Geneseo students, however, must be above such irrationality; we’re raised above the primordial ooze of ignorance to the ivory heights of objectivity. Right? Not according to Kahan’s research.
The most disheartening result from this study showed that the greater the individual’s mathematical capability, the more it was inhibited by their bias. Intelligence alone does not confer rationality.
If this is so, then Geneseo cannot expect to produce “socially responsible citizens” just by giving them knowledge. The much-maligned liberal arts education—intended to teach students how to think—presents a wonderful opportunity to replace motivated reasoning with the rationality to which we aspire.

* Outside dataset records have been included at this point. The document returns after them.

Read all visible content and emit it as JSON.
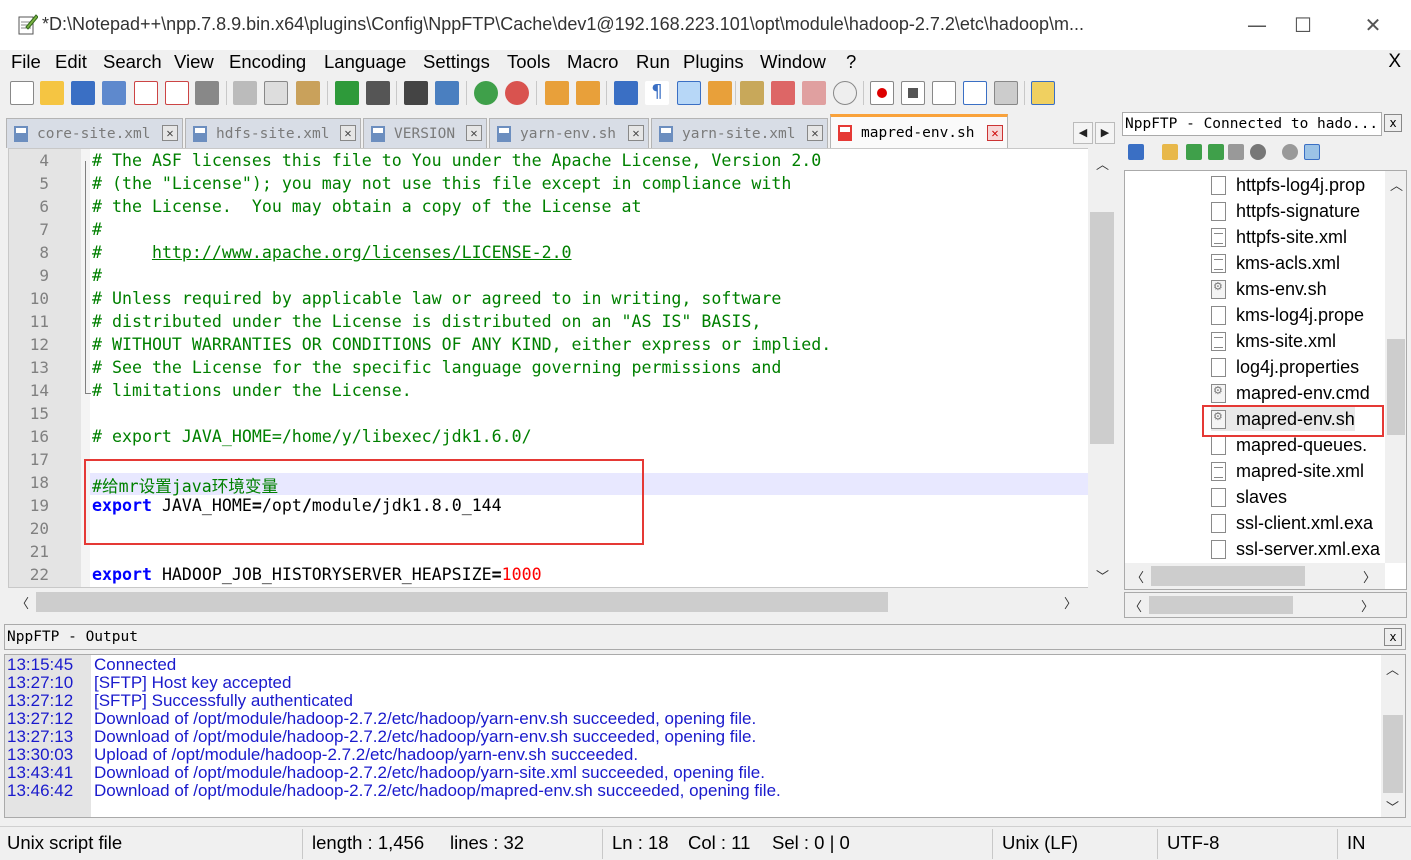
{
  "window": {
    "title": "*D:\\Notepad++\\npp.7.8.9.bin.x64\\plugins\\Config\\NppFTP\\Cache\\dev1@192.168.223.101\\opt\\module\\hadoop-2.7.2\\etc\\hadoop\\m...",
    "minimize": "—",
    "maximize": "☐",
    "close": "✕"
  },
  "menu": {
    "items": [
      "File",
      "Edit",
      "Search",
      "View",
      "Encoding",
      "Language",
      "Settings",
      "Tools",
      "Macro",
      "Run",
      "Plugins",
      "Window",
      "?"
    ],
    "close_doc": "X"
  },
  "tabs": [
    {
      "label": "core-site.xml",
      "active": false
    },
    {
      "label": "hdfs-site.xml",
      "active": false
    },
    {
      "label": "VERSION",
      "active": false
    },
    {
      "label": "yarn-env.sh",
      "active": false
    },
    {
      "label": "yarn-site.xml",
      "active": false
    },
    {
      "label": "mapred-env.sh",
      "active": true
    }
  ],
  "editor": {
    "lines": [
      {
        "n": "4",
        "text": "# The ASF licenses this file to You under the Apache License, Version 2.0"
      },
      {
        "n": "5",
        "text": "# (the \"License\"); you may not use this file except in compliance with"
      },
      {
        "n": "6",
        "text": "# the License.  You may obtain a copy of the License at"
      },
      {
        "n": "7",
        "text": "#"
      },
      {
        "n": "8",
        "text_prefix": "#     ",
        "url": "http://www.apache.org/licenses/LICENSE-2.0"
      },
      {
        "n": "9",
        "text": "#"
      },
      {
        "n": "10",
        "text": "# Unless required by applicable law or agreed to in writing, software"
      },
      {
        "n": "11",
        "text": "# distributed under the License is distributed on an \"AS IS\" BASIS,"
      },
      {
        "n": "12",
        "text": "# WITHOUT WARRANTIES OR CONDITIONS OF ANY KIND, either express or implied."
      },
      {
        "n": "13",
        "text": "# See the License for the specific language governing permissions and"
      },
      {
        "n": "14",
        "text": "# limitations under the License."
      },
      {
        "n": "15",
        "text": ""
      },
      {
        "n": "16",
        "text": "# export JAVA_HOME=/home/y/libexec/jdk1.6.0/"
      },
      {
        "n": "17",
        "text": ""
      },
      {
        "n": "18",
        "text": "#给mr设置java环境变量"
      },
      {
        "n": "19",
        "kw": "export",
        "var": " JAVA_HOME",
        "eq": "=",
        "val1": "/opt",
        "s1": "/",
        "val2": "module",
        "s2": "/",
        "val3": "jdk1.8.0_144"
      },
      {
        "n": "20",
        "text": ""
      },
      {
        "n": "21",
        "text": ""
      },
      {
        "n": "22",
        "kw": "export",
        "var": " HADOOP_JOB_HISTORYSERVER_HEAPSIZE",
        "eq": "=",
        "num": "1000"
      }
    ]
  },
  "ftp": {
    "header": "NppFTP - Connected to hado...",
    "close": "x",
    "files": [
      {
        "name": "httpfs-log4j.prop",
        "icon": "doc"
      },
      {
        "name": "httpfs-signature",
        "icon": "doc"
      },
      {
        "name": "httpfs-site.xml",
        "icon": "lines"
      },
      {
        "name": "kms-acls.xml",
        "icon": "lines"
      },
      {
        "name": "kms-env.sh",
        "icon": "gear"
      },
      {
        "name": "kms-log4j.prope",
        "icon": "doc"
      },
      {
        "name": "kms-site.xml",
        "icon": "lines"
      },
      {
        "name": "log4j.properties",
        "icon": "doc"
      },
      {
        "name": "mapred-env.cmd",
        "icon": "gear"
      },
      {
        "name": "mapred-env.sh",
        "icon": "gear",
        "selected": true
      },
      {
        "name": "mapred-queues.",
        "icon": "doc"
      },
      {
        "name": "mapred-site.xml",
        "icon": "lines"
      },
      {
        "name": "slaves",
        "icon": "doc"
      },
      {
        "name": "ssl-client.xml.exa",
        "icon": "doc"
      },
      {
        "name": "ssl-server.xml.exa",
        "icon": "doc"
      }
    ]
  },
  "output": {
    "header": "NppFTP - Output",
    "close": "x",
    "lines": [
      {
        "time": "13:15:45",
        "msg": "Connected"
      },
      {
        "time": "13:27:10",
        "msg": "[SFTP] Host key accepted"
      },
      {
        "time": "13:27:12",
        "msg": "[SFTP] Successfully authenticated"
      },
      {
        "time": "13:27:12",
        "msg": "Download of /opt/module/hadoop-2.7.2/etc/hadoop/yarn-env.sh succeeded, opening file."
      },
      {
        "time": "13:27:13",
        "msg": "Download of /opt/module/hadoop-2.7.2/etc/hadoop/yarn-env.sh succeeded, opening file."
      },
      {
        "time": "13:30:03",
        "msg": "Upload of /opt/module/hadoop-2.7.2/etc/hadoop/yarn-env.sh succeeded."
      },
      {
        "time": "13:43:41",
        "msg": "Download of /opt/module/hadoop-2.7.2/etc/hadoop/yarn-site.xml succeeded, opening file."
      },
      {
        "time": "13:46:42",
        "msg": "Download of /opt/module/hadoop-2.7.2/etc/hadoop/mapred-env.sh succeeded, opening file."
      }
    ]
  },
  "status": {
    "filetype": "Unix script file",
    "length": "length : 1,456",
    "lines": "lines : 32",
    "ln": "Ln : 18",
    "col": "Col : 11",
    "sel": "Sel : 0 | 0",
    "eol": "Unix (LF)",
    "encoding": "UTF-8",
    "mode": "IN"
  },
  "colors": {
    "comment": "#008000",
    "keyword": "#0000ff",
    "number": "#ff0000",
    "output_text": "#1a1acc",
    "highlight_box": "#e53935",
    "active_tab_accent": "#f9a23b"
  },
  "icons": {
    "app": "notepad-plus-icon",
    "toolbar": [
      "new-file-icon",
      "open-file-icon",
      "save-icon",
      "save-all-icon",
      "close-icon",
      "close-all-icon",
      "print-icon",
      "cut-icon",
      "copy-icon",
      "paste-icon",
      "undo-icon",
      "redo-icon",
      "find-icon",
      "replace-icon",
      "zoom-in-icon",
      "zoom-out-icon",
      "sync-vertical-icon",
      "sync-horizontal-icon",
      "word-wrap-icon",
      "show-all-chars-icon",
      "indent-guide-icon",
      "doc-map-icon",
      "function-list-icon",
      "folder-workspace-icon",
      "monitoring-icon",
      "record-macro-icon",
      "stop-macro-icon",
      "play-macro-icon",
      "run-macro-multiple-icon",
      "save-macro-icon",
      "ftp-plugin-icon"
    ]
  }
}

According to Kahan’s findings on objectivity, just telling someone to be unbiased does not help. In fact, giving someone cues to be open-minded tends to make them less so. “Individuals naturally assume that beliefs they share with others in their defining group are ‘objective,’” Kahan said.
This is readily apparent in the sciences. The debate of evolution versus creationism is supposed to be the classic example of evidence against rationalized belief. Many evolutionary biologists, however, are as firmly entrenched in their respective paradigms as creationists.
They have all the facts on their side but invite opposition by ferociously clinging to their own interpretation of evolution. Both sides justifiably view the other as biased, but cannot see the same bias in themselves.
Only a generation of thinkers who are truly objective can positively affect the world outside of their own like-minded sphere, but it seems that impartial cognition requires hard training. Geneseo and all institutions of higher education must make fostering critical and impartial learning a priority.
This is why the liberal arts doctrine of “learning to think” is so important, but it cannot be limited to learning the basics of philosophy in Humanities. It cannot be limited to mere “tolerance” or “acceptance” of differing viewpoints.
Productive discourse is not built upon agreeing to disagree; no idea should be safe from criticism by others or the person who holds it. It is too easy for professors to pass on their biases to students in the guise of impartiality without either party realizing it.
To embrace the uncomfortable and constantly reshape our thinking as we take in new information must be a personal choice. The drive to question everything––especially one’s own beliefs––must permeate every aspect of collegiate education.
If not, a university risks producing brilliant physicists, historians, philosophers and citizens who are extremely skilled at keeping their heads in the sand.